• 21. Bölüm •

Start from the beginning
                                    

Gerçekten korkuyordu.

Mekanın kapısını açtığımda düşündüğümün aksine daha temiz hissettiren bir ortam gördüm. İçeri girdiğimde tüm masalarda gözümü gezdirdim ama göremedim yiğidimi.

"Arka bahçede oturuyorlardır, ilerle."

Okan'ın verdiği komutla birlikte yürümeye devam ettim ve mekanın arka kapısına ilerledik. Ön kapısına göre daha geniş olan kapıyı açtım ve bahçeye adım attım.

Ortamı aydınlatmak için demirlere tutturulmuş yukardan sarkadan ışıklandırmalar vardı. Aynı ışıklandırmalar bahçeyi saran çitlerede sarılmıştı. Arkada çalan hafif yüksek ama rahatsız etmeyen müzik ise ortamı tamamlıyordu.

"Len ne işiniz var sizin burada!"

Etrafı incelerken bir anda Mahmut abinin yüksek sesini duymak irkilmeme sebep olmuştu.

Yüzüme hemen şaşkın bir ifade yerleştirdim. Korkudan altına sıçmasın ve kendine gelsin diye Okan'ın da koluna vurup oturdukları en uçtaki masaya doğru yürüdüm.

"Aa Mahmut abi sizde mi baradaydınız?

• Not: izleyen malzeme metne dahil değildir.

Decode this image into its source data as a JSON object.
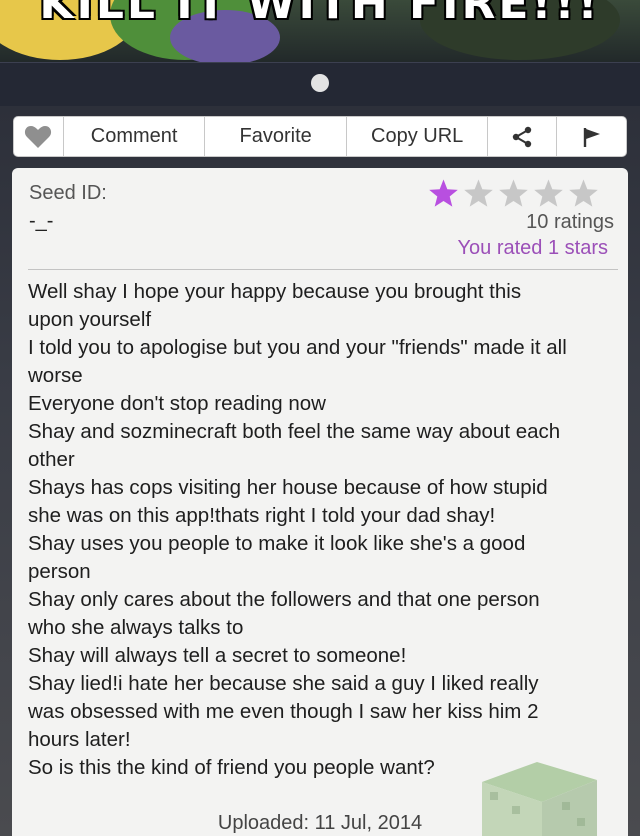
{
  "banner": {
    "text": "KILL IT WITH FIRE!!!"
  },
  "actions": {
    "like_icon": "heart-icon",
    "comment": "Comment",
    "favorite": "Favorite",
    "copy_url": "Copy URL",
    "share_icon": "share-icon",
    "flag_icon": "flag-icon"
  },
  "seed": {
    "label": "Seed ID:",
    "value": "-_-"
  },
  "rating": {
    "filled_stars": 1,
    "total_stars": 5,
    "star_color": "#b84fe0",
    "empty_star_color": "#c7c7c7",
    "count_text": "10 ratings",
    "you_rated": "You rated 1 stars"
  },
  "post": {
    "lines": [
      "Well shay I hope your happy because you brought this",
      "upon yourself",
      "I told you to apologise but you and your \"friends\" made it all",
      "worse",
      "Everyone don't stop reading now",
      "Shay and sozminecraft both feel the same way about each",
      "other",
      "Shays has cops visiting her house because of how stupid",
      "she was on this app!thats right I told your dad shay!",
      "Shay uses you people to make it look like she's a good",
      "person",
      "Shay only cares about the followers and that one person",
      "who she always talks to",
      "Shay will always tell a secret to someone!",
      "Shay lied!i hate her because she said a guy I liked really",
      "was obsessed with me even though I saw her kiss him 2",
      "hours later!",
      "So is this the kind of friend you people want?"
    ],
    "uploaded": "Uploaded: 11 Jul, 2014"
  },
  "colors": {
    "accent": "#9b4fb8",
    "card_bg": "#f3f3f2",
    "page_bg": "#2c2e36"
  }
}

Ne tesadüf."

6 kişilik bir masaydı. Bir tarafında Mahmut abi ve Seçkin abi otururken karşı tarafında Kemal tek başına oturuyordu.

Masanın başında ayakta dikilirken kısa bir an yiğidime bakmış ve şaşkınlıktan, sinirli bir ifadeye geçen yüz hatları gördüğüm gibi tekrar Mahmut abiye döndüm.

"Ne tesadüfü koçlar bu böyle."

"Abi, Okan etrafı gezdiriyordu işte. Adam akllı göremedim ki geldiğimden beri."

"Okan, sen meyhane meyhane mi gezdiriyorsun Aşkın'ı" Sert ve tehditkar çıkan sesi içime işlemişti.

Off keşke işlese. Böyle içime içime.

"Yok Kemal abi valla Aşkın ısrar etti. Yoksa ben dedim ona. Gitmeyelim dedim abimler, hiç hoşlanmaz dedim, ama dinlemedi beni tuttu kolumdan sürükledi buraya kadar."

Vay puşt Okan.

Neyse götünü seviyor, haklı çocuk.

Herkesin bakışları sorgularcasına bana dönünce yapacak bir şey bulamadım ve tüm dişlerimi göstererek sırıttım.

"Eee ayakta da kaldık. Otursak mı artık?"

Ağızlarına açıp bir şey demelerine müsade etmeden hemen Kemal'in yanındaki boş sandalyeye yerleştim.

Okan'da abisinin ters bakışları altında yanına oturmuştu.

"Tamam lan uzatmayın gelmiş oldu işte çocuklar. Havada karardı zaten gitmesinler tek başlarına şimdi, kalkarız beraber." Seçkin abi, Mahmut abinin ve Kemal'in sinirlenmesine karşılık sakinleştirmek için konuşmuştu.

"Hay ağzını-"

Heyecanla cümlemi tamamlayacaktım ki aniden bacaklarımda baskısını hissettiğim parmaklarla yarım kaldı cümlem.

Parmakların sahibine döndüm. Kaşları çatılmıştı.

"Yani şey, hay ağzına sağlık dicektim." Üstten bana baktı ve gevşeyen kaşlarıyla birlikte parmaklarını da çekip tekrar önüne döndü.